EY partner cites right to silence on ATO court claims

A former high-flying EY tax partner is seeking the right to silence, with his lawyers telling the Federal Court he risked incriminating himself by responding to several claims from the Australian Taxation Office. 
In court on Thursday lawyers for the former EY partner, who cannot be named due to court orders, revealed he had sought to make a number of claims of privilege over documents seized by the ATO. 
Justice Geoffrey Kennett heard EY had handed over nine documents to the ATO, as the tax office turned the screws on its investigations into the former partner who is alleged to have masterminded a $700,000 tax exploitation scheme. 
This came as the ATO prepared to hand over a redrafted version of its statement of claim to the former partner. 
But Russ Johnson, appearing for the former EY partner, said his client would seek not to respond to “certain pleading requirements” noting responding could exposure him to penalty. 
The ATO alleges the former partner’s tax schemes constituted a breach of the promoter penalty provisions of the taxation act, with the EY private clients consultant constructing tax loss schemes for clients between November 2016 and April 2021. 
Lawyers for the ATO told the court the former EY partner had made privilege claims against seven documents so far, noting they expected further challenges on the nine new documents. 
The ATO also pushed for the matter to go to trial, after being first filed in August 2023, seeking a date in the coming six months. 
The matter will be heard again on June 19. 
The latest tussle in the case comes after frantic attempts by the EY partner to suppress his name, after the man’s lawyer argued its publication would be harmful to his mental health. 
The partner has made repeated attempts across different courts.
The court only moved to allow EY to reveal the firm had formerly employed the partner in November last year, despite the firm being notified about the ATO’s investigations in June 2021. 

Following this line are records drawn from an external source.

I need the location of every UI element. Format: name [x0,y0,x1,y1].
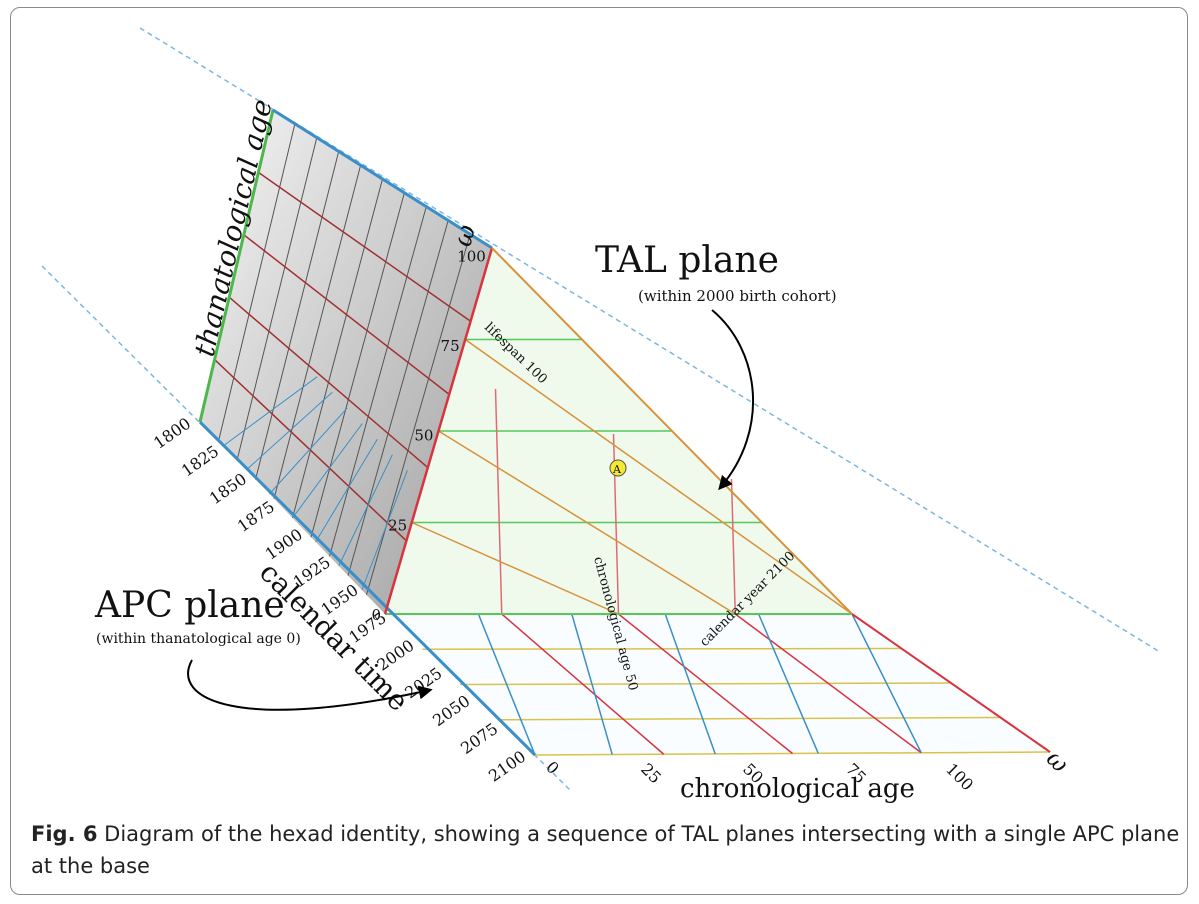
tal-plane-arrow [711,309,755,491]
grey-face-line [310,192,405,538]
grey-blue-line [245,391,333,471]
apc-blue-line [477,613,536,756]
apc-omega-edge [851,613,1051,753]
caption-text: Diagram of the hexad identity, showing a… [31,822,1180,878]
thanatological-face [200,110,492,614]
calendar-tick-label: 2100 [485,747,529,786]
chronological-tick-label: 0 [542,757,563,778]
grey-face-line [292,178,383,519]
tal-plane-note: (within 2000 birth cohort) [638,287,837,305]
tal-plane-title: TAL plane [595,240,779,281]
lifespan-grey-line [243,234,450,395]
grey-blue-line [292,423,363,519]
grey-blue-line [269,407,348,495]
chronological-tick-label: 100 [942,759,977,794]
point-a-label: A [612,463,622,476]
tal-diagonal-edge [491,247,853,615]
caption-label: Fig. 6 [31,822,98,846]
hexad-diagram: 1800182518501875190019251950197520002025… [41,27,1161,804]
apc-blue-line [851,613,922,754]
apc-red-line [618,613,793,755]
thanatological-face-grid [214,123,472,595]
apc-plane-arrow [187,659,433,711]
apc-blue-line [664,613,716,755]
apc-red-line [734,613,922,754]
thanatological-tick-label: 100 [457,247,486,265]
calendar-tick-label: 1900 [262,525,306,564]
grey-face-line [273,165,362,499]
point-a-marker [609,459,627,477]
calendar-tick-label: 2075 [457,719,501,758]
apc-blue-line [571,613,613,755]
lifespan-grey-line [228,296,429,469]
calendar-tick-label: 1875 [234,497,278,536]
tal-plane-grid [385,338,853,615]
tal-calendar-line [464,338,853,615]
tal-calendar-line [411,521,619,615]
lifespan-grey-line [257,171,472,322]
grey-blue-line [361,470,408,591]
grey-blue-line [222,376,318,447]
thanatological-axis [198,109,275,423]
tal-calendar-line [438,430,736,615]
thanatological-tick-label: 75 [441,337,460,355]
chronological-tick-label: 25 [637,759,665,787]
grey-face-line [329,206,427,557]
grey-face-line [218,123,296,442]
apc-plane-note: (within thanatological age 0) [96,631,301,647]
apc-plane-title: APC plane [94,585,285,626]
figure-caption: Fig. 6 Diagram of the hexad identity, sh… [31,818,1181,882]
lifespan-grey-line [214,359,407,542]
lifespan-edge [383,247,494,615]
top-calendar-edge [272,108,493,250]
thanatological-tick-label: 25 [388,516,407,534]
thanatological-axis-ticks: 0 25 50 75 100 [371,247,485,624]
apc-blue-line [757,613,819,754]
grey-blue-line [338,454,393,567]
tal-chrono-line [494,388,503,615]
chronological-axis-title: chronological age [680,774,915,804]
grey-face-line [366,234,471,595]
tal-chrono-line [730,478,736,615]
grey-face-line [236,137,318,461]
calendar-tick-label: 1825 [178,441,222,480]
calendar-tick-label: 1800 [150,414,194,453]
grey-face-line [347,220,449,576]
calendar-tick-label: 1850 [206,469,250,508]
grey-blue-line [315,438,378,543]
calendar-axis [198,420,537,757]
apc-red-line [501,613,665,755]
thanatological-tick-label: 0 [371,606,381,624]
grey-face-line [255,151,340,480]
thanatological-tick-label: 50 [414,427,433,445]
calendar-tick-label: 2050 [429,691,473,730]
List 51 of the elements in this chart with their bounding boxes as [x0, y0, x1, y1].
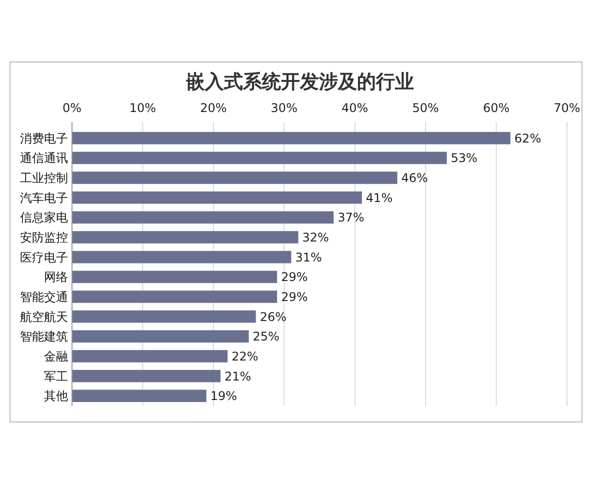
- y-tick-label: 智能交通: [20, 290, 68, 304]
- data-label: 26%: [260, 310, 287, 324]
- y-tick-label: 汽车电子: [20, 190, 68, 205]
- bar: [72, 270, 278, 284]
- bar: [72, 370, 220, 382]
- x-tick-label: 0%: [62, 101, 82, 115]
- x-tick-label: 70%: [554, 101, 580, 115]
- y-tick-label: 网络: [44, 270, 68, 284]
- y-tick-label: 航空航天: [20, 310, 68, 324]
- data-label: 53%: [450, 151, 478, 166]
- x-tick-label: 30%: [270, 101, 298, 115]
- y-tick-label: 安防监控: [20, 230, 68, 244]
- y-tick-label: 信息家电: [20, 210, 68, 225]
- bar: [72, 390, 206, 402]
- x-tick-label: 10%: [129, 101, 156, 115]
- data-label: 25%: [252, 330, 280, 344]
- bar: [72, 330, 249, 343]
- data-label: 32%: [302, 230, 329, 244]
- y-tick-label: 军工: [44, 369, 68, 384]
- bar: [72, 172, 398, 184]
- data-label: 29%: [281, 290, 308, 304]
- data-label: 22%: [232, 349, 258, 364]
- data-label: 21%: [224, 369, 252, 384]
- bar: [72, 231, 298, 244]
- y-tick-label: 通信通讯: [20, 151, 68, 166]
- x-tick-label: 60%: [482, 101, 510, 115]
- data-label: 31%: [295, 250, 322, 264]
- data-label: 37%: [338, 210, 364, 225]
- y-tick-label: 其他: [44, 389, 68, 404]
- y-tick-label: 智能建筑: [20, 330, 68, 344]
- bar: [72, 191, 362, 204]
- y-tick-label: 医疗电子: [20, 250, 68, 264]
- data-label: 41%: [366, 190, 393, 205]
- data-label: 29%: [281, 270, 308, 284]
- bar: [72, 132, 510, 144]
- bar: [72, 350, 228, 362]
- data-label: 46%: [401, 170, 428, 185]
- data-label: 19%: [210, 389, 238, 404]
- y-tick-label: 金融: [44, 349, 68, 364]
- bar: [72, 310, 256, 323]
- bar: [72, 250, 292, 264]
- bar: [72, 290, 278, 303]
- y-tick-label: 工业控制: [20, 170, 68, 185]
- y-tick-label: 消费电子: [20, 131, 68, 146]
- bar: [72, 152, 447, 164]
- x-tick-label: 50%: [412, 101, 439, 115]
- x-tick-label: 40%: [342, 101, 368, 115]
- data-label: 62%: [514, 131, 542, 146]
- bar: [72, 211, 334, 224]
- chart-title: 嵌入式系统开发涉及的行业: [185, 71, 414, 93]
- x-tick-label: 20%: [200, 101, 227, 115]
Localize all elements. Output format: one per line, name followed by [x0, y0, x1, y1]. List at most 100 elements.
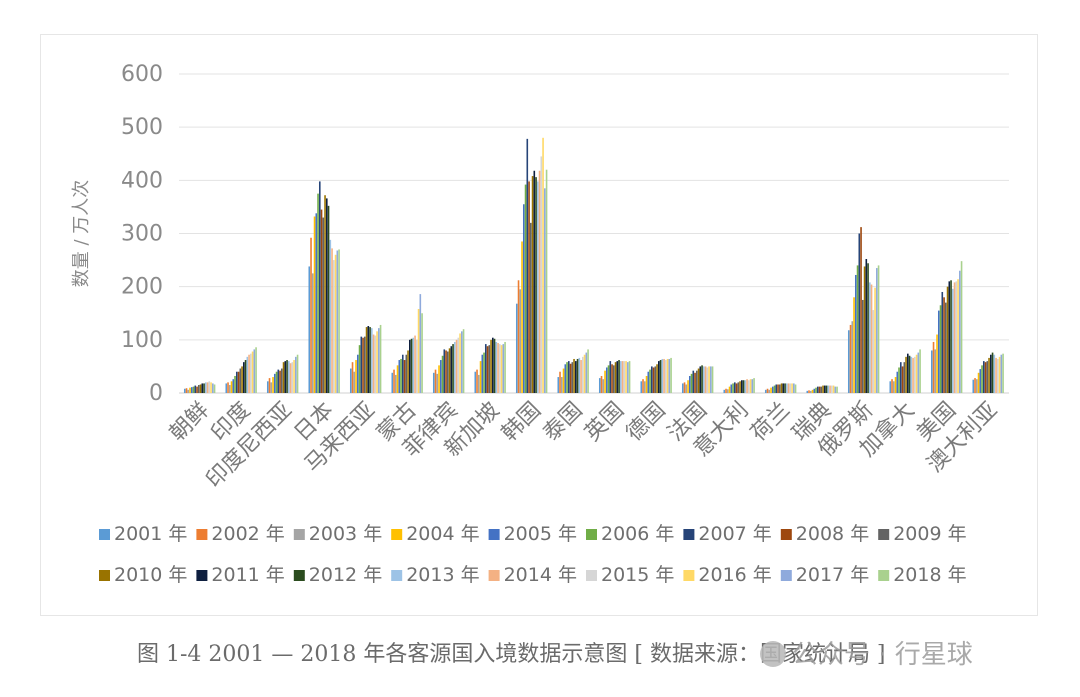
bar: [317, 193, 319, 394]
bar-chart: 0 100 200 300 400 500 600 朝鲜印度印度尼西亚日本马来西亚蒙古菲律宾…: [71, 62, 1009, 586]
bar: [959, 270, 961, 393]
bar: [296, 354, 299, 393]
bar: [681, 383, 684, 393]
bar: [806, 390, 809, 393]
bar: [988, 357, 990, 393]
bar: [560, 377, 563, 393]
bar: [687, 380, 689, 393]
bar: [353, 371, 356, 393]
bar: [820, 386, 823, 393]
bar: [185, 388, 188, 393]
bar: [447, 351, 449, 393]
bar: [834, 386, 837, 393]
x-tick-label: 泰国: [539, 398, 588, 447]
bar: [694, 372, 696, 393]
bar: [396, 365, 399, 393]
bar: [777, 384, 779, 393]
bar: [894, 377, 897, 393]
bar: [609, 361, 612, 393]
bar: [488, 345, 491, 393]
bar: [751, 379, 754, 393]
bar: [194, 385, 197, 393]
legend-swatch: [780, 529, 792, 540]
bar: [780, 383, 783, 393]
bar: [571, 362, 574, 393]
bar: [515, 303, 518, 393]
bar: [908, 355, 911, 393]
bar: [791, 383, 793, 393]
bar: [394, 374, 397, 393]
bar: [371, 328, 373, 393]
bar: [575, 361, 577, 393]
x-tick-label: 德国: [622, 398, 671, 447]
bar: [914, 356, 916, 393]
bar: [613, 365, 615, 393]
bar: [210, 382, 212, 393]
bar: [818, 386, 821, 393]
bar: [436, 373, 439, 393]
bar: [362, 337, 364, 393]
bar: [912, 357, 914, 393]
bar: [282, 362, 285, 393]
bar: [905, 356, 907, 393]
bar: [462, 329, 465, 393]
bar: [251, 351, 254, 393]
legend-swatch: [586, 570, 597, 581]
bar: [230, 381, 233, 393]
bar: [849, 324, 852, 393]
wechat-logo-icon: [760, 641, 786, 667]
bar: [616, 361, 619, 393]
bar: [735, 383, 738, 393]
bar: [618, 360, 620, 393]
bar: [668, 358, 671, 393]
bar: [726, 389, 729, 393]
bar: [919, 349, 921, 393]
bar: [770, 387, 772, 393]
x-tick-label: 韩国: [497, 398, 546, 447]
bar: [208, 381, 211, 393]
bar: [824, 385, 826, 393]
bar: [827, 385, 830, 393]
bar: [786, 383, 788, 393]
bar: [972, 379, 975, 393]
legend-label: 2007 年: [698, 523, 771, 545]
y-tick-label: 100: [121, 328, 163, 353]
bar: [356, 354, 359, 393]
bar: [273, 373, 276, 393]
bar: [567, 361, 570, 393]
bar: [872, 310, 875, 393]
legend-label: 2003 年: [309, 523, 382, 545]
bar: [955, 281, 958, 393]
bar: [542, 137, 544, 393]
legend-label: 2017 年: [796, 564, 869, 586]
bar: [699, 366, 702, 393]
bar: [654, 366, 657, 393]
bar: [497, 343, 499, 393]
bar: [870, 284, 873, 393]
bar: [625, 361, 627, 393]
bar: [540, 156, 543, 393]
bar: [461, 331, 463, 393]
bar: [483, 352, 485, 393]
bar: [813, 388, 816, 393]
bar: [901, 366, 904, 393]
bar: [816, 386, 819, 393]
bar: [1000, 354, 1003, 393]
bar: [310, 237, 312, 393]
bar: [272, 377, 274, 393]
bar: [367, 326, 370, 393]
bar: [412, 337, 415, 393]
bar: [957, 279, 959, 393]
bar: [975, 379, 978, 393]
bar: [544, 188, 546, 393]
bar: [974, 378, 976, 393]
bar: [493, 338, 496, 393]
legend-label: 2010 年: [114, 564, 187, 586]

EY Oceania chief executive David Larocca previously said the ex-partner’s alleged conduct was “absolutely unacceptable”.
The ATO alleges the former partner assisted clients by establishing tax loss trust schemes, which saw beneficial interests in sites transferred at below market value, while tax losses were applied against the distribution of income from a trust. 
A former client of the EY partner is now suing the firm and the partner in the NSW Supreme Court alleging the scheme saw him face millions more in taxes and penalties after intervention by the ATO.